It might sound a little bizarre for a design and digital agency (who has web design as one of its principle service offerings) to pose the question: ‘is a new website what you really need?’. However, over the last few years we’ve had to pose that question to clients on a more and more frequent basis. You see, in many cases what clients are really after is a ‘following’ or a way to engage their audience. Whether that be to promote their brand, campaign, services, products or beyond… a website forms only part of the answer. In fact, thanks to the rise of: platforms like Facebook, Twitter, YouTube, Linked-in and apps, widgets and adverts that now take pride of place in these domains; self-funded and self-contained mobile apps that work across iPhones, iPads, Android and beyond; easy to use third party blogging platforms like WordPress; online video streaming through Vimeo or YouTube; downloadable self-broadcasted podcasts… nowadays, it’s perfectly possible to engage an audience online without having a website at all.

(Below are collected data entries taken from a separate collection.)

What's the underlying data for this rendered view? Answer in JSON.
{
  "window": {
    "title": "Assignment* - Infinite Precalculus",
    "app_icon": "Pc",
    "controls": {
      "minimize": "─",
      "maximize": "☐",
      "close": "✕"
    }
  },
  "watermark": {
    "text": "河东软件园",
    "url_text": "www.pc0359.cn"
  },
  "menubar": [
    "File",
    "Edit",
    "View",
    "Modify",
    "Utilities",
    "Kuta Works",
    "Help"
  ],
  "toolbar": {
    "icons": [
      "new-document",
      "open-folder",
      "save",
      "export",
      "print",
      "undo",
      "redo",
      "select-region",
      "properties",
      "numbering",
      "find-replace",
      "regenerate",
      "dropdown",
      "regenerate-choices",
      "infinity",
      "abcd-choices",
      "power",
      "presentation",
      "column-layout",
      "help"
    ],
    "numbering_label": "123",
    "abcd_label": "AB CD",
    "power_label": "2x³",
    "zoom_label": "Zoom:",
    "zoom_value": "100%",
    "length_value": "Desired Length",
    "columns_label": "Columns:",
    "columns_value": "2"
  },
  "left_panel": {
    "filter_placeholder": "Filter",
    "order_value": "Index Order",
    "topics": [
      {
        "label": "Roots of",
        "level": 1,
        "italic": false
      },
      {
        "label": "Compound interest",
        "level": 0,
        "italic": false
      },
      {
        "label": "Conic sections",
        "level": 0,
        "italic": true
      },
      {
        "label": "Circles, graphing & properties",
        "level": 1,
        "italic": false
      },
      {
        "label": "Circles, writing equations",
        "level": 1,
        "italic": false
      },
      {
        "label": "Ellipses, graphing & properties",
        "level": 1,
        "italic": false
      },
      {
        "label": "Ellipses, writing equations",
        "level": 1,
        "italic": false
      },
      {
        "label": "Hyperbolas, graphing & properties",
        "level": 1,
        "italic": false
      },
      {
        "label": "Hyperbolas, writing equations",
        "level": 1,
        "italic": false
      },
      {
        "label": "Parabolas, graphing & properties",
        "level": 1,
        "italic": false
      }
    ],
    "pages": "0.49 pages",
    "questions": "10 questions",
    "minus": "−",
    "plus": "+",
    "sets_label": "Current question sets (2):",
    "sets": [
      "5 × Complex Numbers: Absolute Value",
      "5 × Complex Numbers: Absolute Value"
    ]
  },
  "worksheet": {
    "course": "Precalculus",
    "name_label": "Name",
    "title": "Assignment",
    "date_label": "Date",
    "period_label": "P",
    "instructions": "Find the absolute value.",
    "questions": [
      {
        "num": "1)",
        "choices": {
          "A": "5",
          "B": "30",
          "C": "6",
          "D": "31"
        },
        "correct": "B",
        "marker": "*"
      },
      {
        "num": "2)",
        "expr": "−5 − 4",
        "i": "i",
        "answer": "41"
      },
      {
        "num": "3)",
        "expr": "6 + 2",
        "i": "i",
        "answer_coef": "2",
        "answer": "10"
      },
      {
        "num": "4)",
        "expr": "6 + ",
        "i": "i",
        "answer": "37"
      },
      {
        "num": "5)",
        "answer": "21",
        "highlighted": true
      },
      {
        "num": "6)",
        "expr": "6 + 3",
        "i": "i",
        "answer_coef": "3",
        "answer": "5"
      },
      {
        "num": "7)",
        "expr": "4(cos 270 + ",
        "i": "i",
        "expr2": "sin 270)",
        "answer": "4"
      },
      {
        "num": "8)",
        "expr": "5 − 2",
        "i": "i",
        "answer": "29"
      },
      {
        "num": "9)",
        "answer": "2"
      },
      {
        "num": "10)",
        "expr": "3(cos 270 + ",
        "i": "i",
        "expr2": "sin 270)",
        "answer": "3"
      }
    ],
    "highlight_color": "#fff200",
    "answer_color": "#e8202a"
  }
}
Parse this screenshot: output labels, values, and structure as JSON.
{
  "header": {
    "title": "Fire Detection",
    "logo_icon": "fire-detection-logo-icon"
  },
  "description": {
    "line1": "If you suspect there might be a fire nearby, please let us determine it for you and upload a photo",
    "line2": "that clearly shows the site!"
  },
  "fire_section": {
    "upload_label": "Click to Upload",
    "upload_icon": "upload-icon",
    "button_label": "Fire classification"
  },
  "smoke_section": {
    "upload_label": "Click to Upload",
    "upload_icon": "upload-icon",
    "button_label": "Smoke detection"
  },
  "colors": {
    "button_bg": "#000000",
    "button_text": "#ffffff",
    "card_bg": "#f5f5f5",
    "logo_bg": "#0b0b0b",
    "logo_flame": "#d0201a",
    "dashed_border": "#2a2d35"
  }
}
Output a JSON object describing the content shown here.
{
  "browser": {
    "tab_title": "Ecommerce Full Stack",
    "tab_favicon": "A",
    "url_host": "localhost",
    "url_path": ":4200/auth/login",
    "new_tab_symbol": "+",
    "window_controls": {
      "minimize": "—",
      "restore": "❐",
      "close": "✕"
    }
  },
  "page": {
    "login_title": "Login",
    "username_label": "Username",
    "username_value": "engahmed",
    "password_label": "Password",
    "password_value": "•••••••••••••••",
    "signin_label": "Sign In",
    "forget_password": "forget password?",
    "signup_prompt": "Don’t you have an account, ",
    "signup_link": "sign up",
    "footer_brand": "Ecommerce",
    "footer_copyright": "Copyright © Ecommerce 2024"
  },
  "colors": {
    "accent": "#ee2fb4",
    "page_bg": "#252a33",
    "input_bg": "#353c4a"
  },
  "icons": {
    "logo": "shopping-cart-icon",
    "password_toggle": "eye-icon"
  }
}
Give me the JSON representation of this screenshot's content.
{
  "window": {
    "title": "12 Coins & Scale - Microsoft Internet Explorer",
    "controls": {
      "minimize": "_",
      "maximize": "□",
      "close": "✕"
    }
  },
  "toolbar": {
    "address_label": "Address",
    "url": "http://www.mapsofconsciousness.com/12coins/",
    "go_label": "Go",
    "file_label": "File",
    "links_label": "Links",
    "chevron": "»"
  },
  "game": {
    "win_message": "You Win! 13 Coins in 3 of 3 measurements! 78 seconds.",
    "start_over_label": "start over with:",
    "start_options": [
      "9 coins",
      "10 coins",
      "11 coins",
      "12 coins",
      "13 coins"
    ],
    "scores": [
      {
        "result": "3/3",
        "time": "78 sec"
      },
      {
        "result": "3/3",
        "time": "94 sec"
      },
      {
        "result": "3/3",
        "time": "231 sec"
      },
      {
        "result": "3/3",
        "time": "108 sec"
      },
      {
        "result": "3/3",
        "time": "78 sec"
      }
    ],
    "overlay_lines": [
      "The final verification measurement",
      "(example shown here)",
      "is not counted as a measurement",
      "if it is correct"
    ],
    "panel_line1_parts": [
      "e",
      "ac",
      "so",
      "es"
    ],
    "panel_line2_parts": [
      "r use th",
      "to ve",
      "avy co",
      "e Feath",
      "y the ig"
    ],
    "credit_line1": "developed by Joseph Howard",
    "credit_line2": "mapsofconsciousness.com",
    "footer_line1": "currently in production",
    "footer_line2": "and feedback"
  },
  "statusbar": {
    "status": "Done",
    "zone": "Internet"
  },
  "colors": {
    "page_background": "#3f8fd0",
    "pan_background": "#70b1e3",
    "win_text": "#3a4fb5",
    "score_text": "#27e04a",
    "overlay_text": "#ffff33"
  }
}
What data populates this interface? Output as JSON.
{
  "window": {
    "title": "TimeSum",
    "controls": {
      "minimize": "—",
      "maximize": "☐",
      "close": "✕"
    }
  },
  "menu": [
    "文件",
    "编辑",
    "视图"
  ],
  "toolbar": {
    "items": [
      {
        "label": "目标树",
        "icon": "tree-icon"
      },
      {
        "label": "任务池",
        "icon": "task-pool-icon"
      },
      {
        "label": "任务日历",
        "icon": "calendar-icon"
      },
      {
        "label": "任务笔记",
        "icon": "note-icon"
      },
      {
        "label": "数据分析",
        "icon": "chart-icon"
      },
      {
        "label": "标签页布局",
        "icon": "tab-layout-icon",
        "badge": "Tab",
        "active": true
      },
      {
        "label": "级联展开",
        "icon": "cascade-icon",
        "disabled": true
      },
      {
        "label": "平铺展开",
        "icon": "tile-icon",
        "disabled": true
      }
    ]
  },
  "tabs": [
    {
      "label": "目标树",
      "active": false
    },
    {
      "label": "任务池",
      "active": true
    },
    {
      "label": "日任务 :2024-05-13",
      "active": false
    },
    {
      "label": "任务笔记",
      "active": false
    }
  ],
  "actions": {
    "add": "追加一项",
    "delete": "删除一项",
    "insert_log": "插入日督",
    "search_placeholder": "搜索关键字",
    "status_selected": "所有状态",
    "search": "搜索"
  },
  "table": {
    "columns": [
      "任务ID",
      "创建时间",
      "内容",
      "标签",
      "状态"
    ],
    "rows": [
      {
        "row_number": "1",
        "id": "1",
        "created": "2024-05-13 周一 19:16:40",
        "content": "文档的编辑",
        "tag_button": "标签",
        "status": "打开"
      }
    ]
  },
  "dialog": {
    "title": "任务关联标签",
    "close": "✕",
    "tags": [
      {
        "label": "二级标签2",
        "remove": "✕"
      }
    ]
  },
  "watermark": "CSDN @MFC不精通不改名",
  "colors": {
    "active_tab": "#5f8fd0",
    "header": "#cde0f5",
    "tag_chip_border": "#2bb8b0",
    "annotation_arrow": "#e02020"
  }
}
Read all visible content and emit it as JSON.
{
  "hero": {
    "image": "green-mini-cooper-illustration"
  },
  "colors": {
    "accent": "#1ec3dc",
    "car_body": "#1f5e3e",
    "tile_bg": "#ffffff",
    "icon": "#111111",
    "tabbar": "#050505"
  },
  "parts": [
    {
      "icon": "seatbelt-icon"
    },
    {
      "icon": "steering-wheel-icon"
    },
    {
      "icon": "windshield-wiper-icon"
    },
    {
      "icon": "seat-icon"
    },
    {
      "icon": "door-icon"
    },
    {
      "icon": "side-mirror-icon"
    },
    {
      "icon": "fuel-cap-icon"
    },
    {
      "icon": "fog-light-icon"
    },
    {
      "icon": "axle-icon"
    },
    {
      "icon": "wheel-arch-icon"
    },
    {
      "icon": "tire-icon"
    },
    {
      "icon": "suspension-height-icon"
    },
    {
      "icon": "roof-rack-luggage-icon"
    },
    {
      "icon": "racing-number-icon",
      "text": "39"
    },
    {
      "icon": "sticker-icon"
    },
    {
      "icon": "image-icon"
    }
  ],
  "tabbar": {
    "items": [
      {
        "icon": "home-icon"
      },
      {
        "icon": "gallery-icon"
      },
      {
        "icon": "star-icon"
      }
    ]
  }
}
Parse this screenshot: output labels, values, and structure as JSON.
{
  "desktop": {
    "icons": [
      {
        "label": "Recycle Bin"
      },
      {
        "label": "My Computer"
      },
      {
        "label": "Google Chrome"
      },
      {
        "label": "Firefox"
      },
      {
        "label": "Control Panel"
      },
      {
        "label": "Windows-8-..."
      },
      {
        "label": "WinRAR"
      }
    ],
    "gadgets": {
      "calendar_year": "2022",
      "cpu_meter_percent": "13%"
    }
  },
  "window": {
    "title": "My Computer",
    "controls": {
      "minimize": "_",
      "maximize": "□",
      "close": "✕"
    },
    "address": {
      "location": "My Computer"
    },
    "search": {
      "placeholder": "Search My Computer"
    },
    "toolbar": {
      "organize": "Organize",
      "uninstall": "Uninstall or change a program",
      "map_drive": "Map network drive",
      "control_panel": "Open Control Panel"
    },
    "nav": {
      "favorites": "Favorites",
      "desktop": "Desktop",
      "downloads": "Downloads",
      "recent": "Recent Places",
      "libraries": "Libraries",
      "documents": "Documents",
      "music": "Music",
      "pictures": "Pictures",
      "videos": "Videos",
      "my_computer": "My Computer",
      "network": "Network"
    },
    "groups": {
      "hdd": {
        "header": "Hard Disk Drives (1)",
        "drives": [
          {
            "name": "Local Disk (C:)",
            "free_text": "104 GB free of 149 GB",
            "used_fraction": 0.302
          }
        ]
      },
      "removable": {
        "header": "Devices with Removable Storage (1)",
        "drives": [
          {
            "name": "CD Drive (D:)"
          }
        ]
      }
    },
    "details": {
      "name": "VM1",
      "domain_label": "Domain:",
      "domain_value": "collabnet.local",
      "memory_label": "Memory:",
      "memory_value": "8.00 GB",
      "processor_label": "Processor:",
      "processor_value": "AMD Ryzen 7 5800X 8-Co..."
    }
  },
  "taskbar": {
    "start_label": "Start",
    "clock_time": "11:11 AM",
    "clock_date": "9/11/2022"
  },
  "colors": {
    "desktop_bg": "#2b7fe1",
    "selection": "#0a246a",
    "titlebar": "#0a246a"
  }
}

But how do you decide what is the ‘right’ form of online or mobile marketing tool for your organisation?
A much debated, ‘lead story’ recently published in Wired magazine announced to the world ‘The Web Is Dead. Long Live the Internet’ to a furore of web designers and developers across the globe. Yet in principle (aside from a headline that was bold enough to sell several thousands of copies of Wired magazine) what the article was really mapping out was the rise, over the last 5 years, of alternative modes of online and mobile communication (social media and mobile apps a case in point).
Of course, the web is not dead, as this fair-minded response to Wired’s feature article succinctly puts it, the web is just continuing to evolve.
‘The web is healthier than ever. If nothing else, the dramatic growth of Facebook, which most people interact with through their web browser, should help to cement that idea. We may be using specific apps to access specific web-based services, and we may be making less use of all-in-one browsers like Firefox or Safari, but that has little or nothing to do with the web being dead.’ Matthew Ingram, Gigaom 2010
What has in fact occurred, is that there are now increasingly more sophisticated and broader ways to communicate online and through mobile apps. The key is deciding upon which are the best routes or tools for your organisation. More work has to be done up-front, in a strategic sense, to consider target audience, the message, the content, budget and time-frame of your online campaign before deciding upon the most effective medium. This is of course something that a decent design and digital agency can help with. But it’s well worth considering what others have done first, and weighing up the pros and cons of different types of interactive marketing properly beforehand.
As Chris Anderson of Wired Magazine puts it: ‘The Internet is the real revolution, as important as electricity; what we do with it is still evolving.’